Thursday 26 March 2020

2010

Suatu siang,
kampus dihebohkan karena dihubungi oleh salah studio desain nasional yang berbasis di Bali.
3 mahasiswanya diterima untuk menimba ilmu di sana.
"Mohon dibimbing anak didik kami di sana" kata Pak Olih.
3 mahasiswa itu adalah Agung Witara, Wayan Sanjaya Adi Putra, dan Ésha Satrya.
Di sini, kisah 3 anak ini dimulai.
Di bawah bimbingan beliau.


Meja meeting tempat beliau bekerja sekaligus tempat kami dimarah setiap hari Senin dan Jum'at.




"Kang, saya mau magang di sana ya." — tanya Gung WS
lama sebelum kami memutuskan untuk memilih magang di Matamera.
"Yakin kamu?" — jawab beliau. Dengan nada horror.

Senin pagi langkah kami begitu berat, begitupun hal yang sama kami rasakan pada Jum'at sore.
Ilmu kami tidak seberapa, mental kami yang (mungkin) luar biasa.
Ingat sekali waktu itu ditanya beliau dan Pak Jaya perihal tugas yang kami kerjakan, beribu bahasa terucap untuk membela diri dengan mengarang indah tanpa ada riset.
Bekerja dari pagi hingga pagi pernah kami lalui.
Selama 3 bulan kulit tidak tersentuh sinar matahari.
Ratusan kesalahan telah kami lalui.
Dan kami tidak pernah mengeluh tentang hari itu sampai detik ini.

2011, akhirnya lulus kuliah.
Singkat cerita, saya secara tidak sengaja banyak terlibat di proyek bimbingan beliau — anggap extended version dari magang.
Bertahun-tahun saya belajar untuk berpikir lebih dalam, dan melihat lebih lebar,
kalau memberi laporan desain, setidaknya sudah bisa dipertanggung-jawabkan.
Kalaupun salah, ya diperbaiki dengan akal dan komunikasi.
Di sini critical thinking saya berkembang pesat.
Saking pesatnya sering jadi overthinking.
Dan dalam bimbingan beliau, saya banyak bertemu orang-orang hebat yang di mana kesempatan ini tidak dimiliki banyak orang.

Bertemu dengan Farid Stevy, kenal dengan alm.
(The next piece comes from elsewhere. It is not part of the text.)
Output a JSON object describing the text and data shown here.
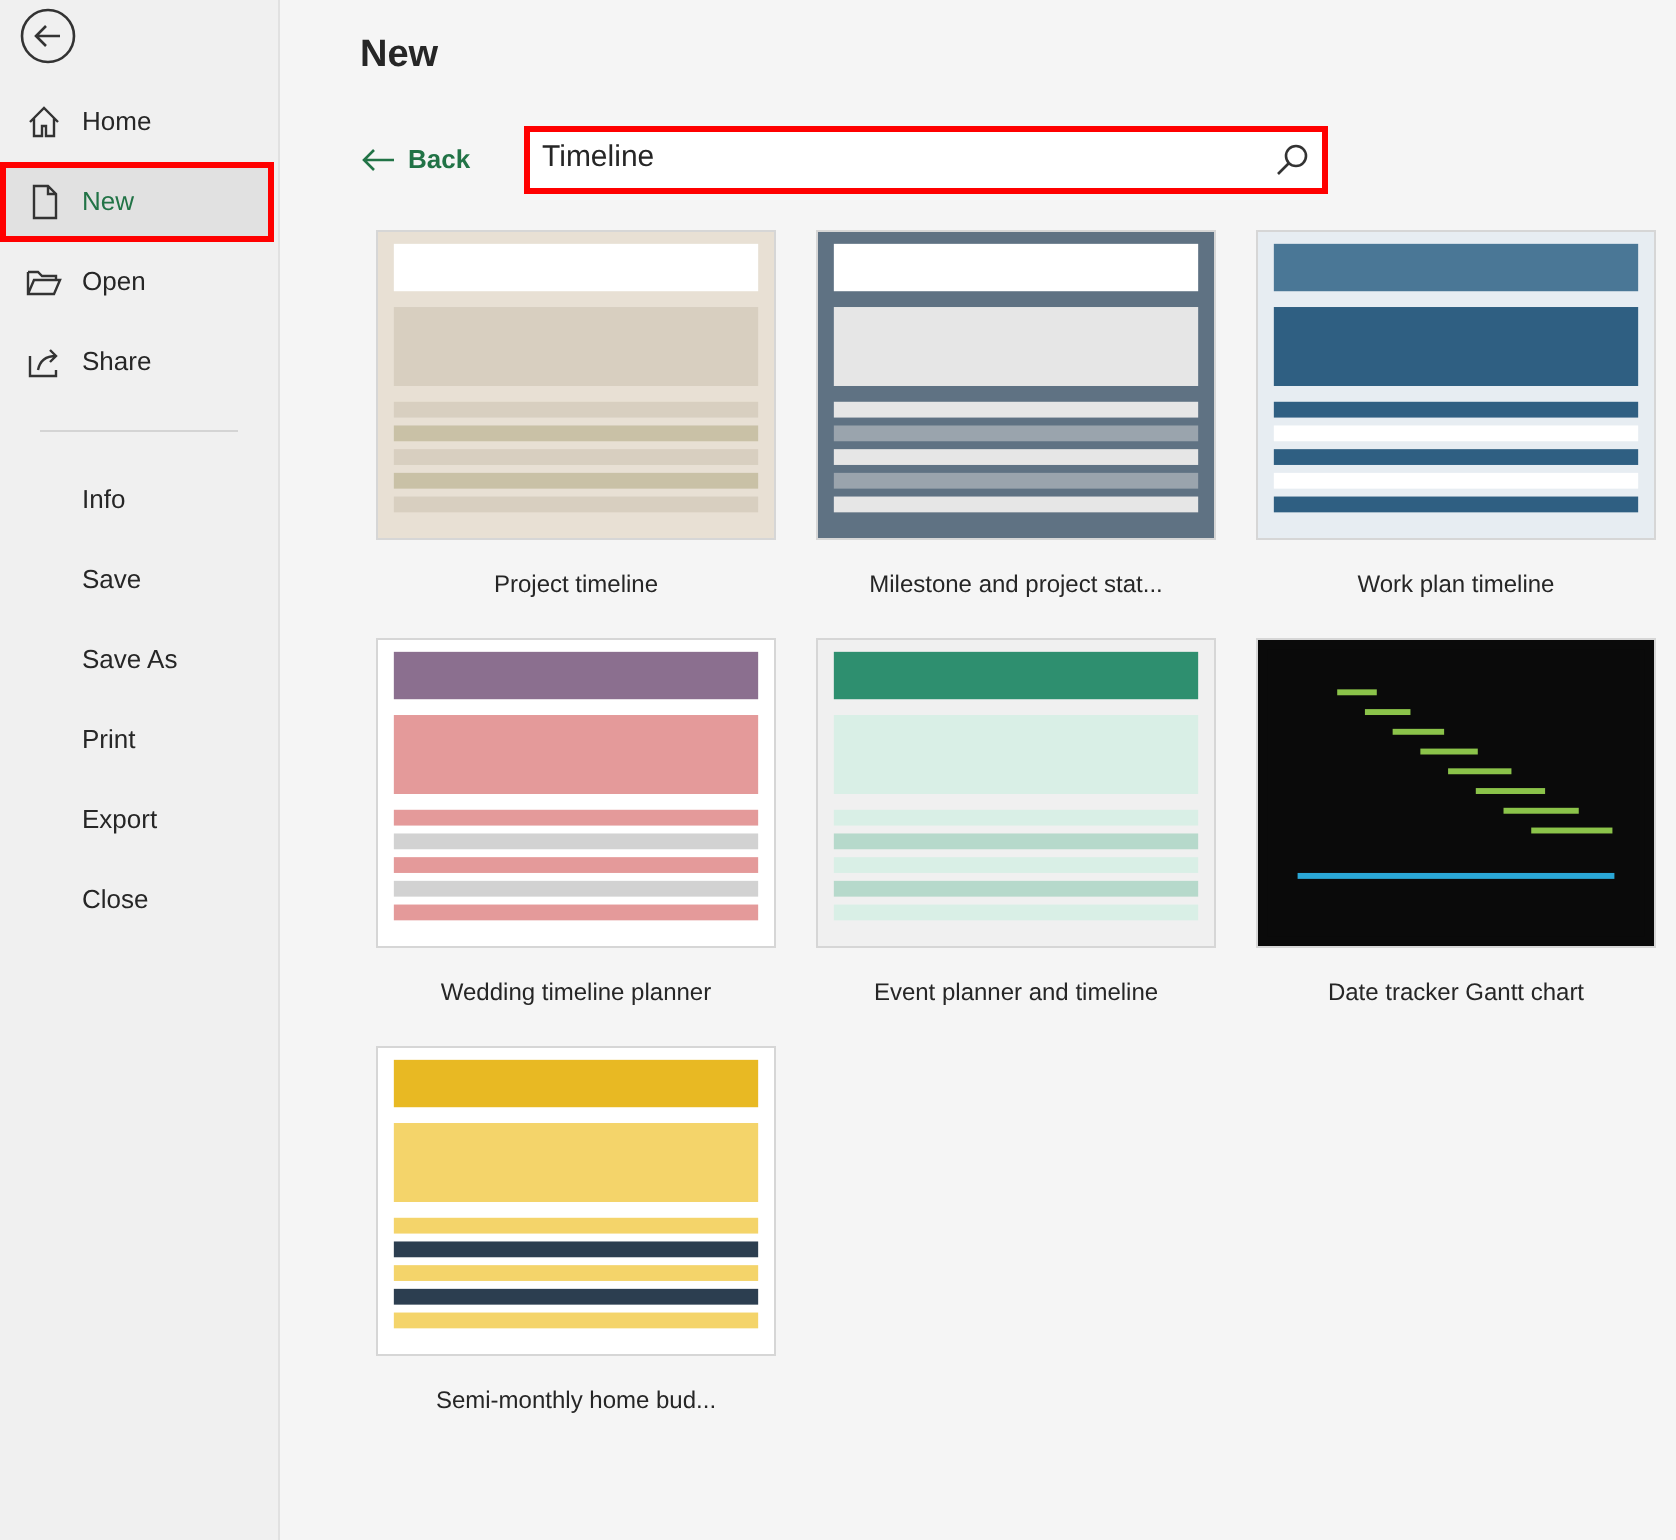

Pak Rai, bertemu makhluk ajaib bernama Sakti Soediro, ditelepon oleh David Karto waktu kencan untuk mengambil keputusan riskan, diingat oleh Ryan Adriandhy, mengantar Vincent Moon yang kelaparan untuk membeli Beng Beng, menenangkan Angga Sasongko yang marah ke bli Sugi Lanus, dikenalkan dengan Pak Yoka Sara, ditemukan dengan seorang wanita yang kosa-kata Indonesianya tidak banyak bernama Bernice Helena, hingga bertemu banyak teman-teman baru dari berbagai profesi, kultur, dan umur di umur saya yang masih muda.



Di umur yang masih muda, jiwapun bergejolak.
Hubungan kami mulai goyah karena kesalahpahaman dan kepentingan lainnya.
Di sini saya mulai dari awal, bukan dari nol.
Berbekal didikan beliau, saya menghadapi dunia.
Saya melangkah dengan attitude ini tanpa ada yang harus tahu kalau saya babak-belur.
Hari berganti, tahun berganti, saya berkembang jauh.
Tidak lagi menjadi anak gagap yang tidak berani mengemukakan ide di depan umum
bahkan menjadi orang yang terlalu vulgar dalam berpendapat jika melihat suatu kesalahan.
Tidak lagi menjadi anak kurus kurang gizi yang resah akan masa depan.
kini menjadi orang yang tampil dan tahu bagaimana mengendalikan keadaan.
Kini, setiap langkah mendapat teman— tidak perlu banyak karena maintenance hubungan itu sulit.
Bagai benih, saya dibuang ke mana saja tumbuh.
Menyerap ilmu dari berbagai orang yang juga turut memahat diri ini sampai bisa seperti ini.
Begitupun ketika bertemu kolega dekat beliau yang kini mempercayakan saya sebagai orang yang menangani projeknya.
Semua ini karena bimbingan beliau 10 tahun lalu.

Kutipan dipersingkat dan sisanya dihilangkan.